Via isn’t the only company shifting its attention to emergency services. Moovit, an Israeli-based Mobility as a Service startup, launched an Emergency Mobilization On-Demand service. The feature was developed to turn unused vehicle fleets into an on-demand solution to get essential workers to their destination. Moovit is also offering transit agencies and operators a transit data manager for free for three months. This management tool lets transit agencies communicate schedules, line changes and service alerts to users.

Other deals:

  • Qcraft.ai raised what it described as an “eight-figure USD investment” in a seed funding round from IDG Capital, Vision+ Capital and Tide Capital. Qraft didn’t provide the exact number; VentureBeat reported it is $24 million.
  • Phantom.ai, which has focused on advanced driver assistance systems, raised $22 million in a Series A round led by Celeres Investments; Celeres was joined by Ford Motor and Korean telecommunications giant KT. Two existing investors, Millennium Technology Value Partners and DSC Investment, also participated in the round.
  • Seegrid, a company that makes self-driving industrial vehicles for material handling, closed a $25 million growth-equity investment from G2VP.
  • GM and Honda deepened their relationship and said they will jointly develop two new electric vehicles slated for 2024. Under the plan, the automakers will focus on their respective areas of expertise. Honda will design the exterior and interiors of the new electric vehicles; GM will contribute its new electric vehicle architecture and Ultium batteries, its OnStar safety and security services and its hands-free advanced driver assistance technology, known as Super Cruise.
  • Enovix, which has developed a silicon-based lithium-ion battery, has raised $45 million in new funds. The company said T. J. Rodgers and York Capital participated, as well as an unnamed “major new strategic investor.”

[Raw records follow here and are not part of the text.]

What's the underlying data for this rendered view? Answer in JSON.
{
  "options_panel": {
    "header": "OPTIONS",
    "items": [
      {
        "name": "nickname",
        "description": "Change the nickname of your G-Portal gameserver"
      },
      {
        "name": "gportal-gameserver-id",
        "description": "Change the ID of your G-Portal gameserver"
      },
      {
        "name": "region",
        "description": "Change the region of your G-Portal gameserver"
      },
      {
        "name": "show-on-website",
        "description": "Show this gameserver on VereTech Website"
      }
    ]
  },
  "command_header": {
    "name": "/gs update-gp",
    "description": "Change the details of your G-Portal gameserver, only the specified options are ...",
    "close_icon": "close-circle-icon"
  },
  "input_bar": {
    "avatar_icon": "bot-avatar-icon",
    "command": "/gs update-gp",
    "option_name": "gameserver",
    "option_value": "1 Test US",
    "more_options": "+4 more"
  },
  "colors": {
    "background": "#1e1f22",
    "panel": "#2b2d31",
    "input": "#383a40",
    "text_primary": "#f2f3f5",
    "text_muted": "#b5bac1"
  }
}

Layoffs in a time of COVID-19

We’ve all seen the bars, restaurants, retail shops and salons in our community shuttered because of stay-at-home directives from local and state governments. We’ve started to see the results of those closures in the form of tens of thousands of jobless claims.

Startups are not immune. It is difficult to get an exact number, but Layoffs.fyi is working to track what is going on in the startup world. As of April 4, the site had calculated 126 startups had laid off more than 10,000 people since March 11.

The transportation sector has been among those hardest hit. Some of the companies that have laid off 20% or more of their staff include shared scooter company Bird; peer-to-peer car rental startups Getaround and Turo; Cabin; freight brokerage KeepTruckin: and Moovel and Zipcar.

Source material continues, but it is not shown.